Grace seeks us out even when we have nothing to offer in return. C.S Lewis once described it in Mere Christianity, saying, “In a sense, the whole Christian life consists in accepting that very remarkable offer. But the difficulty is to reach the point of recognising that all we have done and can do is nothing.”
Denying God’s grace is like a man denying the Sun. He can reject such an idea as long as he wants, but it will not change the fact that it is, indeed, there. Likewise, the man can continue to disbelieve the Sun, but he will not be able to justify why he has grown tan over the summer, or why his garden has been able to thrive and grow. All around him, there is overwhelming evidence of how he has been immediately impacted by the Sun.
There is a fine balance necessary when we pray with the concept of grace at the forefront: yes, we are utterly and completely powerless, and our weaknesses will not recover overnight. But we can be fueled on a strength greater than every human effort combined. We can partake in the transfer of power, from our own frail and sinful selves, to the gracious, loving, almighty God. It requires humility, and above all it requires a trust built on love. It cannot be a passive faith of receiving, but a proactive one that C.S Lewis puts simply: “…the road back to God is a road of moral effort, of trying harder and harder. But in another sense it is not trying that is ever going to bring us home. All this trying leads up to the vital moment at which you turn to God and say, ‘You must do this. I can’t.’”

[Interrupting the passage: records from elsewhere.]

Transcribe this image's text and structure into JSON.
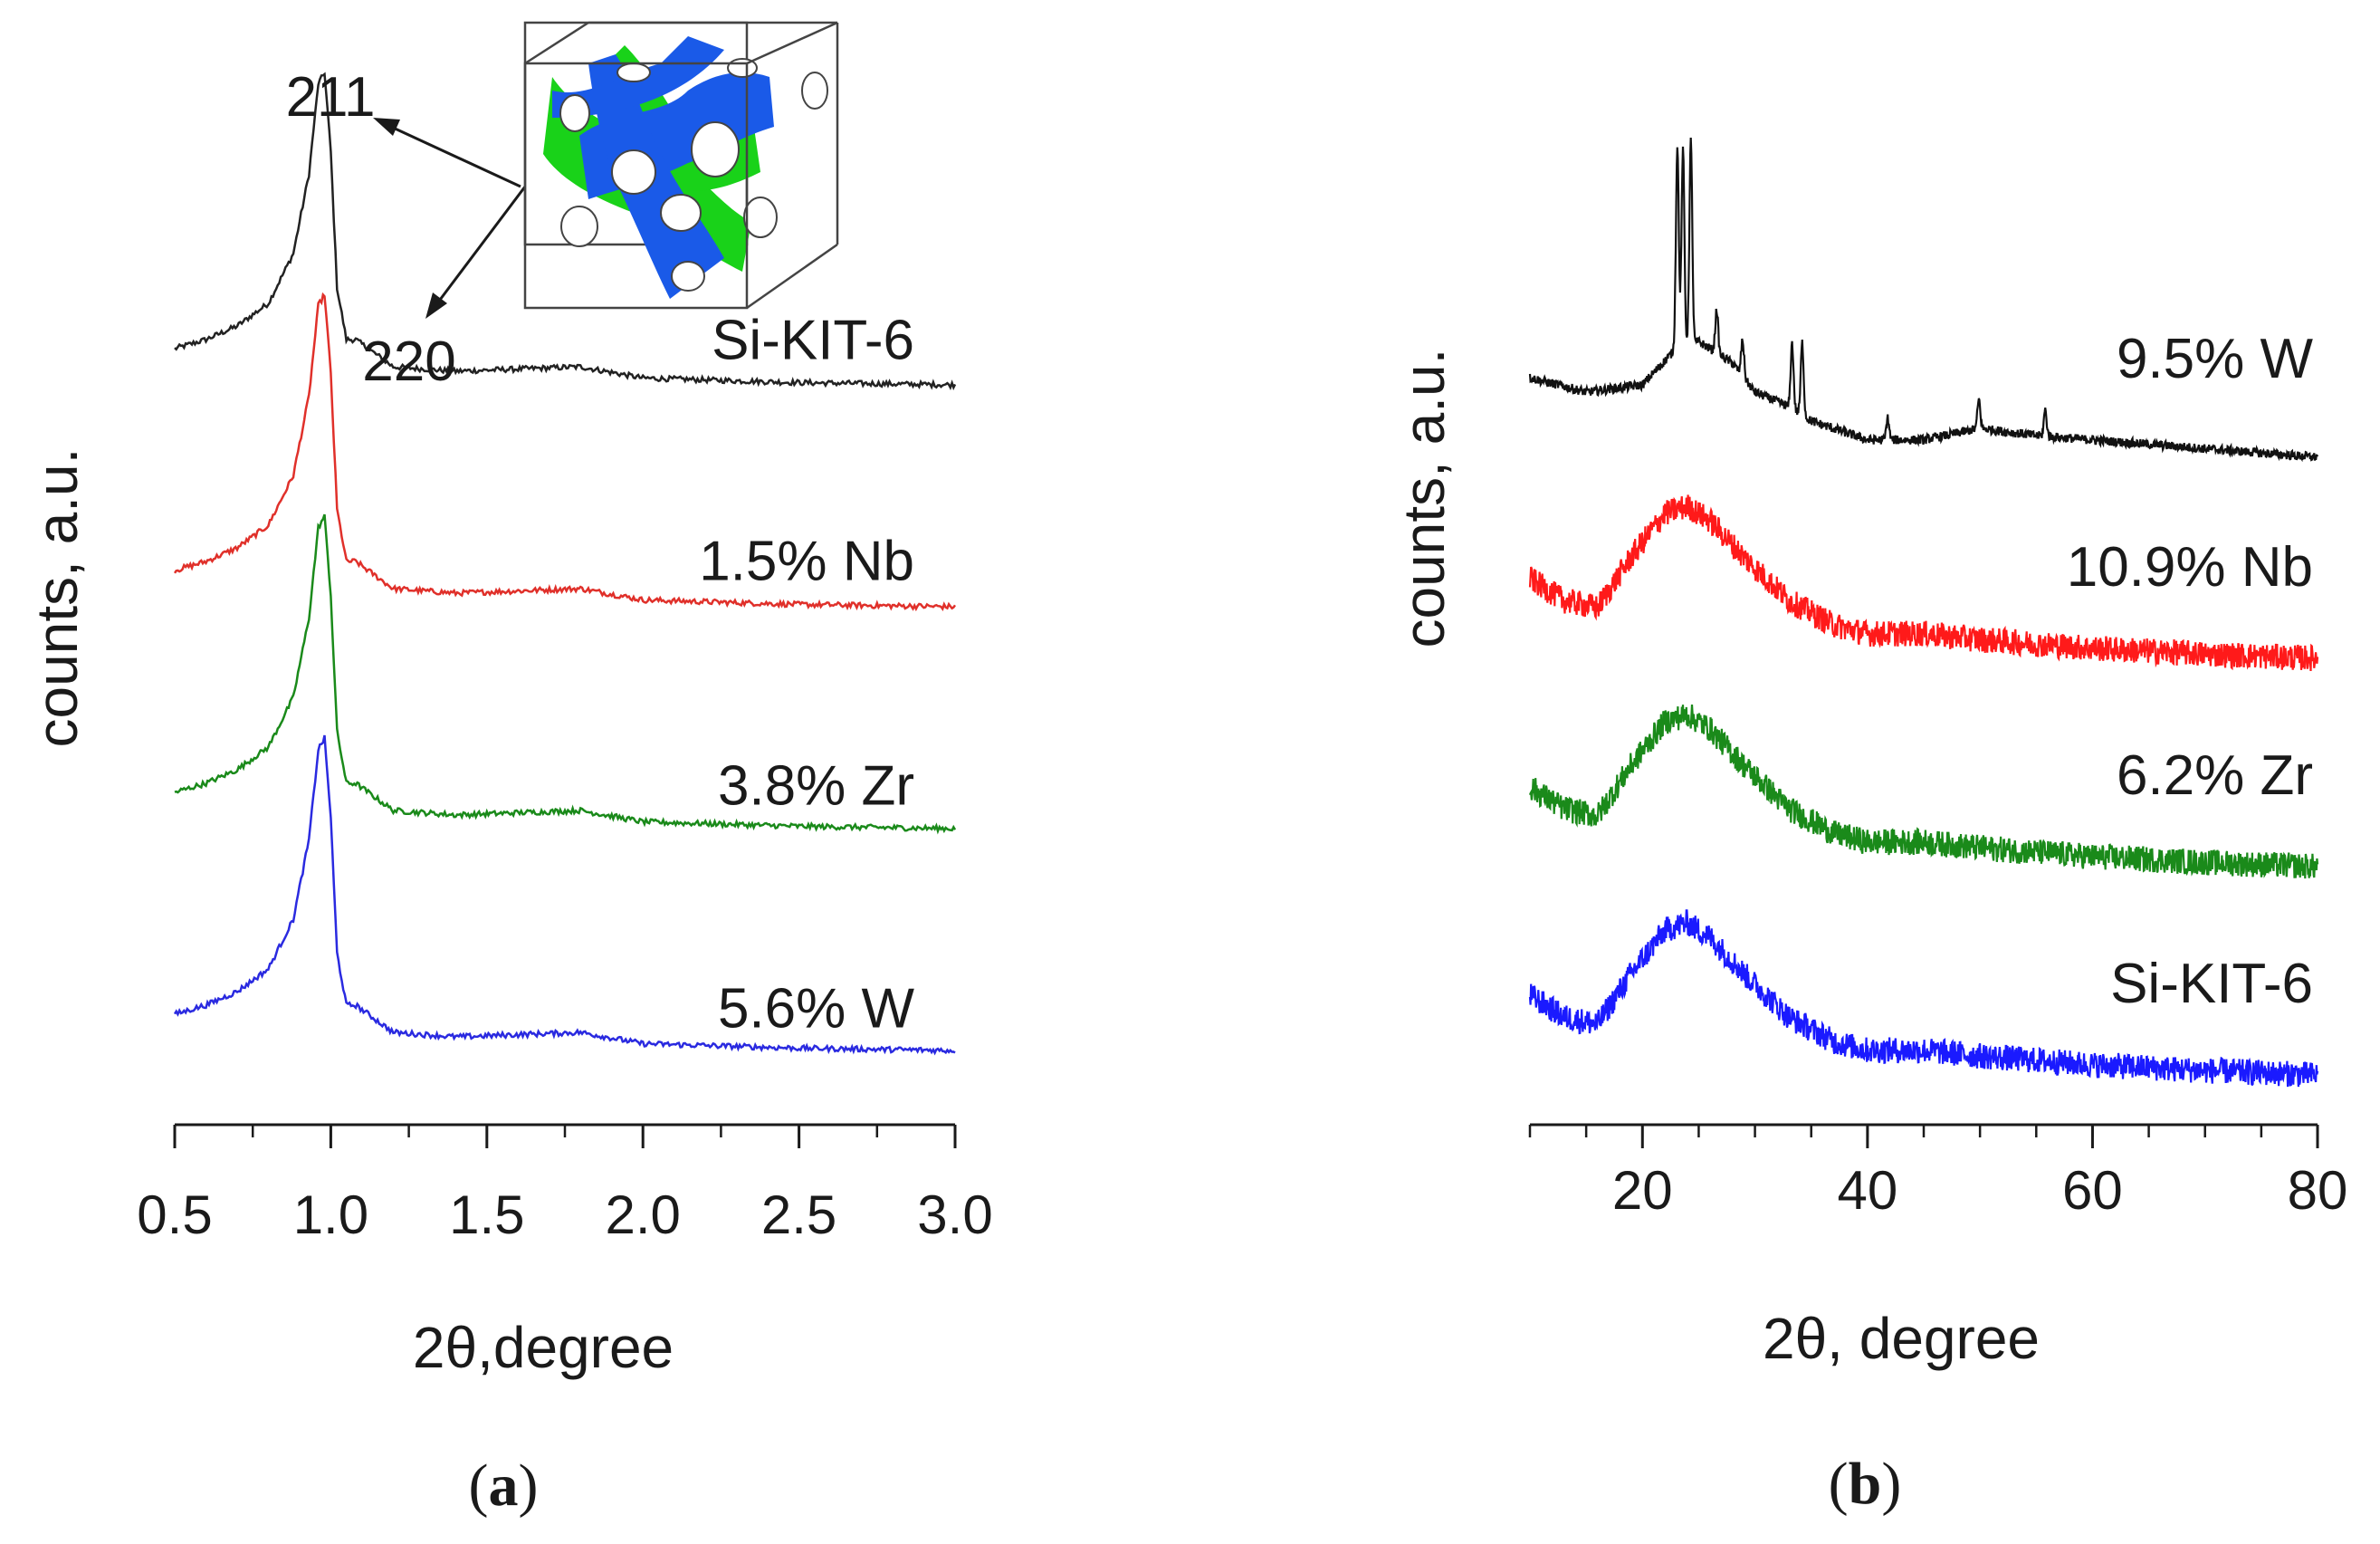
{
  "chart_data": [
    {
      "panel": "a",
      "type": "line",
      "caption": "a",
      "xlabel": "2θ,degree",
      "ylabel": "counts,  a.u.",
      "xlim": [
        0.5,
        3.0
      ],
      "xticks": [
        "0.5",
        "1.0",
        "1.5",
        "2.0",
        "2.5",
        "3.0"
      ],
      "xtick_values": [
        0.5,
        1.0,
        1.5,
        2.0,
        2.5,
        3.0
      ],
      "minor_step": 0.25,
      "annotations": [
        "211",
        "220"
      ],
      "inset": "cubic mesostructure schematic (gyroid channels)",
      "series": [
        {
          "name": "Si-KIT-6",
          "color": "#222222",
          "offset": 3,
          "x": [
            0.5,
            0.6,
            0.7,
            0.8,
            0.88,
            0.93,
            0.96,
            0.98,
            1.0,
            1.02,
            1.05,
            1.08,
            1.12,
            1.2,
            1.4,
            1.8,
            2.0,
            2.5,
            3.0
          ],
          "values": [
            0.18,
            0.22,
            0.28,
            0.38,
            0.6,
            0.95,
            1.35,
            1.4,
            1.05,
            0.45,
            0.22,
            0.22,
            0.18,
            0.1,
            0.08,
            0.1,
            0.05,
            0.03,
            0.02
          ]
        },
        {
          "name": "1.5% Nb",
          "color": "#e0302a",
          "offset": 2,
          "x": [
            0.5,
            0.6,
            0.7,
            0.8,
            0.88,
            0.93,
            0.96,
            0.98,
            1.0,
            1.02,
            1.05,
            1.08,
            1.12,
            1.2,
            1.4,
            1.8,
            2.0,
            2.5,
            3.0
          ],
          "values": [
            0.18,
            0.22,
            0.28,
            0.38,
            0.6,
            0.95,
            1.35,
            1.4,
            1.05,
            0.45,
            0.22,
            0.22,
            0.18,
            0.1,
            0.08,
            0.1,
            0.05,
            0.03,
            0.02
          ]
        },
        {
          "name": "3.8% Zr",
          "color": "#1a8a1a",
          "offset": 1,
          "x": [
            0.5,
            0.6,
            0.7,
            0.8,
            0.88,
            0.93,
            0.96,
            0.98,
            1.0,
            1.02,
            1.05,
            1.08,
            1.12,
            1.2,
            1.4,
            1.8,
            2.0,
            2.5,
            3.0
          ],
          "values": [
            0.18,
            0.22,
            0.28,
            0.38,
            0.6,
            0.95,
            1.35,
            1.4,
            1.05,
            0.45,
            0.22,
            0.22,
            0.18,
            0.1,
            0.08,
            0.1,
            0.05,
            0.03,
            0.02
          ]
        },
        {
          "name": "5.6% W",
          "color": "#2a2ae0",
          "offset": 0,
          "x": [
            0.5,
            0.6,
            0.7,
            0.8,
            0.88,
            0.93,
            0.96,
            0.98,
            1.0,
            1.02,
            1.05,
            1.08,
            1.12,
            1.2,
            1.4,
            1.8,
            2.0,
            2.5,
            3.0
          ],
          "values": [
            0.18,
            0.22,
            0.28,
            0.38,
            0.6,
            0.95,
            1.35,
            1.4,
            1.05,
            0.45,
            0.22,
            0.22,
            0.18,
            0.1,
            0.08,
            0.1,
            0.05,
            0.03,
            0.02
          ]
        }
      ]
    },
    {
      "panel": "b",
      "type": "line",
      "caption": "b",
      "xlabel": "2θ, degree",
      "ylabel": "counts,  a.u.",
      "xlim": [
        10,
        80
      ],
      "xticks": [
        "20",
        "40",
        "60",
        "80"
      ],
      "xtick_values": [
        20,
        40,
        60,
        80
      ],
      "minor_step": 5,
      "series": [
        {
          "name": "9.5% W",
          "color": "#111111",
          "offset": 3,
          "x": [
            10,
            15,
            20,
            23,
            25,
            28,
            30,
            33,
            35,
            40,
            45,
            50,
            55,
            60,
            70,
            80
          ],
          "values": [
            0.55,
            0.45,
            0.5,
            0.75,
            0.8,
            0.65,
            0.45,
            0.35,
            0.25,
            0.12,
            0.12,
            0.2,
            0.15,
            0.12,
            0.06,
            0.0
          ]
        },
        {
          "name": "10.9% Nb",
          "color": "#ff1a1a",
          "offset": 2,
          "x": [
            10,
            13,
            16,
            19,
            22,
            24,
            26,
            29,
            33,
            37,
            40,
            45,
            50,
            60,
            70,
            80
          ],
          "values": [
            0.6,
            0.45,
            0.4,
            0.75,
            1.05,
            1.1,
            1.0,
            0.75,
            0.45,
            0.28,
            0.22,
            0.22,
            0.18,
            0.12,
            0.08,
            0.05
          ]
        },
        {
          "name": "6.2% Zr",
          "color": "#1a8a1a",
          "offset": 1,
          "x": [
            10,
            13,
            16,
            19,
            22,
            24,
            26,
            29,
            33,
            37,
            40,
            45,
            50,
            60,
            70,
            80
          ],
          "values": [
            0.6,
            0.45,
            0.4,
            0.75,
            1.05,
            1.1,
            1.0,
            0.75,
            0.45,
            0.28,
            0.22,
            0.22,
            0.18,
            0.12,
            0.08,
            0.05
          ]
        },
        {
          "name": "Si-KIT-6",
          "color": "#1a1aff",
          "offset": 0,
          "x": [
            10,
            13,
            16,
            19,
            22,
            24,
            26,
            29,
            33,
            37,
            40,
            45,
            50,
            60,
            70,
            80
          ],
          "values": [
            0.6,
            0.45,
            0.4,
            0.75,
            1.05,
            1.1,
            1.0,
            0.75,
            0.45,
            0.28,
            0.22,
            0.22,
            0.18,
            0.12,
            0.08,
            0.05
          ]
        }
      ],
      "sharp_peaks_series": "9.5% W",
      "sharp_peaks": [
        {
          "x": 23.1,
          "h": 1.4
        },
        {
          "x": 23.6,
          "h": 1.35
        },
        {
          "x": 24.3,
          "h": 1.4
        },
        {
          "x": 26.6,
          "h": 0.3
        },
        {
          "x": 28.9,
          "h": 0.25
        },
        {
          "x": 33.3,
          "h": 0.45
        },
        {
          "x": 34.2,
          "h": 0.5
        },
        {
          "x": 41.8,
          "h": 0.15
        },
        {
          "x": 49.9,
          "h": 0.2
        },
        {
          "x": 55.8,
          "h": 0.18
        }
      ]
    }
  ]
}
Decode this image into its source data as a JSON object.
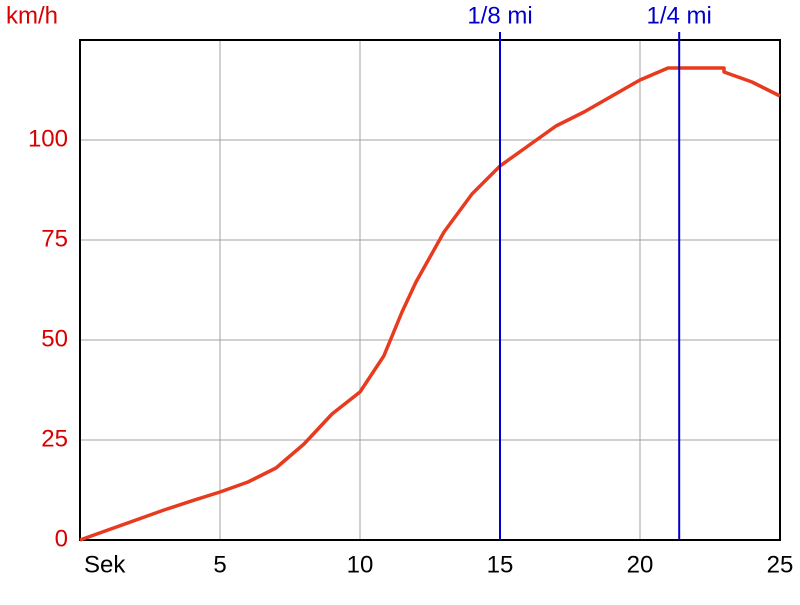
{
  "chart_data": {
    "type": "line",
    "y_label": "km/h",
    "x": [
      0,
      1,
      2,
      3,
      4,
      5,
      6,
      7,
      8,
      9,
      10,
      10.85,
      11.5,
      12,
      13,
      14,
      15,
      16,
      17,
      18,
      19,
      20,
      21,
      22,
      23,
      23,
      24,
      25
    ],
    "series": [
      {
        "name": "km/h",
        "color": "#e83a1e",
        "values": [
          0,
          2.5,
          5,
          7.5,
          9.8,
          12,
          14.5,
          18,
          24,
          31.5,
          37,
          46,
          57,
          64.5,
          77,
          86.5,
          93.5,
          98.5,
          103.5,
          107,
          111,
          115,
          118,
          118,
          118,
          117,
          114.5,
          111
        ]
      }
    ],
    "xlim": [
      0,
      25
    ],
    "ylim": [
      0,
      125
    ],
    "xticks": [
      {
        "value": 0,
        "label": "Sek"
      },
      5,
      10,
      15,
      20,
      25
    ],
    "yticks": [
      0,
      25,
      50,
      75,
      100
    ],
    "grid": true,
    "markers": [
      {
        "label": "1/8 mi",
        "x": 15,
        "color": "#0000c8"
      },
      {
        "label": "1/4 mi",
        "x": 21.4,
        "color": "#0000c8"
      }
    ]
  }
}
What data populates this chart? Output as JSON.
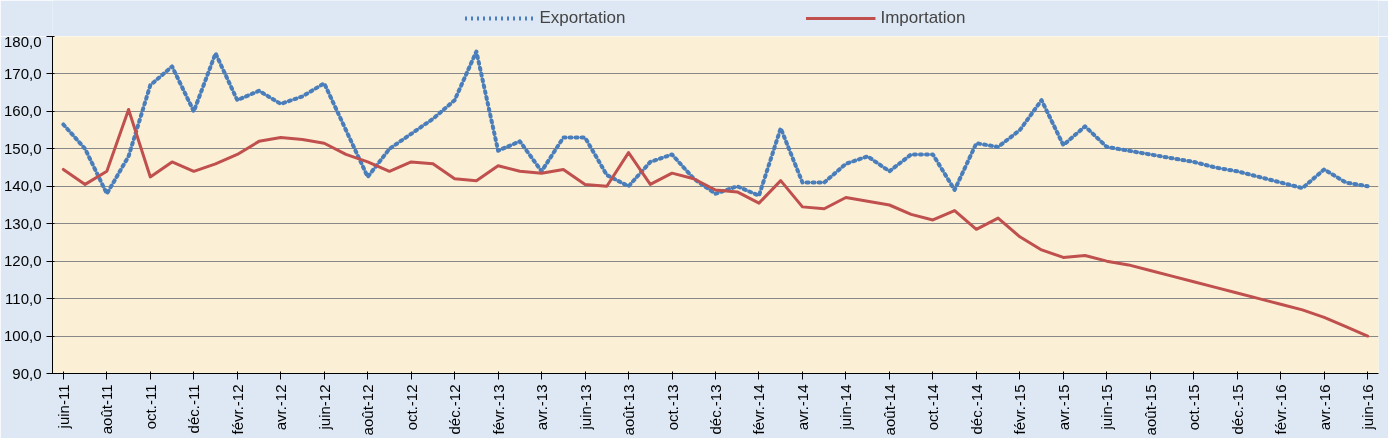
{
  "chart_data": {
    "type": "line",
    "categories": [
      "juin-11",
      null,
      "août-11",
      null,
      "oct.-11",
      null,
      "déc.-11",
      null,
      "févr.-12",
      null,
      "avr.-12",
      null,
      "juin-12",
      null,
      "août-12",
      null,
      "oct.-12",
      null,
      "déc.-12",
      null,
      "févr.-13",
      null,
      "avr.-13",
      null,
      "juin-13",
      null,
      "août-13",
      null,
      "oct.-13",
      null,
      "déc.-13",
      null,
      "févr.-14",
      null,
      "avr.-14",
      null,
      "juin-14",
      null,
      "août-14",
      null,
      "oct.-14",
      null,
      "déc.-14",
      null,
      "févr.-15",
      null,
      "avr.-15",
      null,
      "juin-15",
      null,
      "août-15",
      null,
      "oct.-15",
      null,
      "déc.-15",
      null,
      "févr.-16",
      null,
      "avr.-16",
      null,
      "juin-16"
    ],
    "series": [
      {
        "name": "Exportation",
        "color": "#4a7ebb",
        "line_style": "dotted",
        "values": [
          156.5,
          150,
          138,
          148,
          167,
          172,
          160,
          175.5,
          163,
          165.5,
          162,
          164,
          167.5,
          155,
          142.5,
          150,
          154,
          158,
          163,
          176,
          149.5,
          152,
          144,
          153,
          153,
          143,
          140,
          146.5,
          148.5,
          142,
          138,
          140,
          137.5,
          155.5,
          141,
          141,
          146,
          148,
          144,
          148.5,
          148.5,
          139,
          151.5,
          150.5,
          155,
          163,
          151,
          156,
          150.5,
          149.5,
          148.5,
          147.5,
          146.5,
          145,
          144,
          142.5,
          141,
          139.5,
          144.5,
          141,
          140
        ]
      },
      {
        "name": "Importation",
        "color": "#c0504d",
        "line_style": "solid",
        "values": [
          144.5,
          140.5,
          144,
          160.5,
          142.5,
          146.5,
          144,
          146,
          148.5,
          152,
          153,
          152.5,
          151.5,
          148.5,
          146.5,
          144,
          146.5,
          146,
          142,
          141.5,
          145.5,
          144,
          143.5,
          144.5,
          140.5,
          140,
          149,
          140.5,
          143.5,
          142,
          139,
          138.5,
          135.5,
          141.5,
          134.5,
          134,
          137,
          136,
          135,
          132.5,
          131,
          133.5,
          128.5,
          131.5,
          126.5,
          123,
          121,
          121.5,
          120,
          119,
          117.5,
          116,
          114.5,
          113,
          111.5,
          110,
          108.5,
          107,
          105,
          102.5,
          100
        ]
      }
    ],
    "ylim": [
      90,
      180
    ],
    "yticks": [
      {
        "value": 90,
        "label": "90,0"
      },
      {
        "value": 100,
        "label": "100,0"
      },
      {
        "value": 110,
        "label": "110,0"
      },
      {
        "value": 120,
        "label": "120,0"
      },
      {
        "value": 130,
        "label": "130,0"
      },
      {
        "value": 140,
        "label": "140,0"
      },
      {
        "value": 150,
        "label": "150,0"
      },
      {
        "value": 160,
        "label": "160,0"
      },
      {
        "value": 170,
        "label": "170,0"
      },
      {
        "value": 180,
        "label": "180,0"
      }
    ],
    "grid": "y",
    "legend": "top",
    "marker": "none"
  }
}
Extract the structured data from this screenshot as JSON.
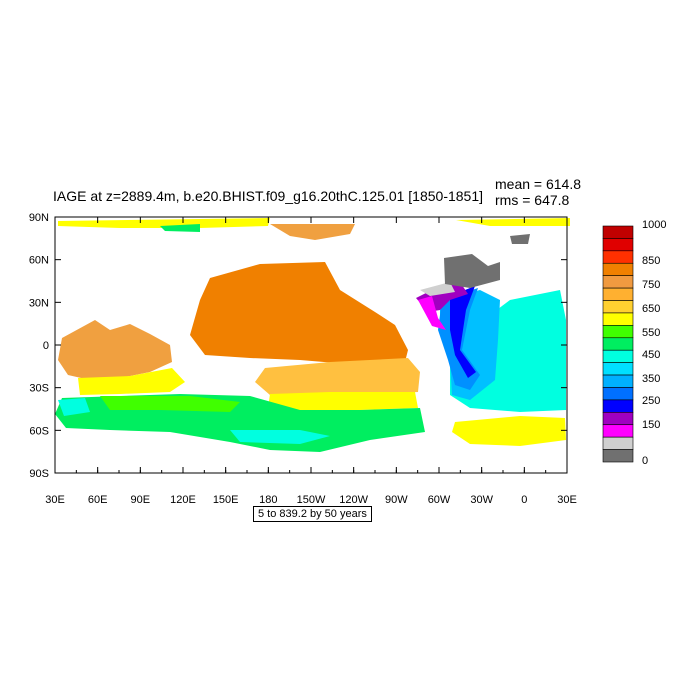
{
  "title": "IAGE at z=2889.4m, b.e20.BHIST.f09_g16.20thC.125.01 [1850-1851]",
  "stats": {
    "mean": "mean = 614.8",
    "rms": "rms = 647.8"
  },
  "axes": {
    "lat_labels": [
      "90N",
      "60N",
      "30N",
      "0",
      "30S",
      "60S",
      "90S"
    ],
    "lon_labels": [
      "30E",
      "60E",
      "90E",
      "120E",
      "150E",
      "180",
      "150W",
      "120W",
      "90W",
      "60W",
      "30W",
      "0",
      "30E"
    ]
  },
  "contour_info": "5 to 839.2 by 50 years",
  "colorbar": {
    "labels": [
      "1000",
      "850",
      "750",
      "650",
      "550",
      "450",
      "350",
      "250",
      "150",
      "0"
    ],
    "colors": [
      "#c00000",
      "#e00000",
      "#ff3000",
      "#f08000",
      "#f09a40",
      "#ffb030",
      "#ffd030",
      "#ffff00",
      "#40ff00",
      "#00ee60",
      "#00ffe0",
      "#00e0ff",
      "#00b0ff",
      "#0070ff",
      "#0000ff",
      "#a000c0",
      "#ff00ff",
      "#d0d0d0",
      "#707070"
    ]
  },
  "legend_colors": {
    "orange": "#f08000",
    "light_orange": "#f0a040",
    "amber": "#ffc040",
    "yellow": "#ffff00",
    "lime": "#40ff00",
    "green": "#00ee60",
    "cyan": "#00ffe0",
    "sky": "#00c0ff",
    "azure": "#0090ff",
    "blue": "#0000ff",
    "purple": "#a000c0",
    "magenta": "#ff00ff",
    "light_gray": "#d0d0d0",
    "gray": "#707070"
  }
}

This is salvation. If you are ashamed of your past, or you completely loathe the future, understand that there is nothing we have done to make God love us less and there is nothing we can ever strive to do to make God love more than He already does. Therefore, grace is an absolute, irrefutable promise we are given. Grace by no means comments on who we are as humans, except that we are extremely stubborn and flawed! But it reflects a decision imparted only by the Giver. Grace is something that only expands our perceptions of the One who first loves.
Paul wrote in Ephesians 2:4-5 that “…because of his great love for us, God, who is rich in mercy, made us alive with Christ even when we were dead in transgressions—it is by grace you have been saved.”
When I came to understand that grace is not something I choose, rather it is something that has chosen me, I learned to embrace it wholeheartedly. And perhaps this is the most beautiful aspect to grace: our weaknesses, insults, hardships, persecutions, and difficulties are subject to change. They will look different as we go forward in our uncertain lives. But we are assured that “His grace is sufficient” for every aspect of our brokenness, no matter the contexts. Like a blanket, His grace covers us…the Cross covers us. In prayer, I encourage you to give in to this posture of receiving His grace by recognizing imperfection and weakness, but one that actively and profusely submits for His perfect will to take its course in your life.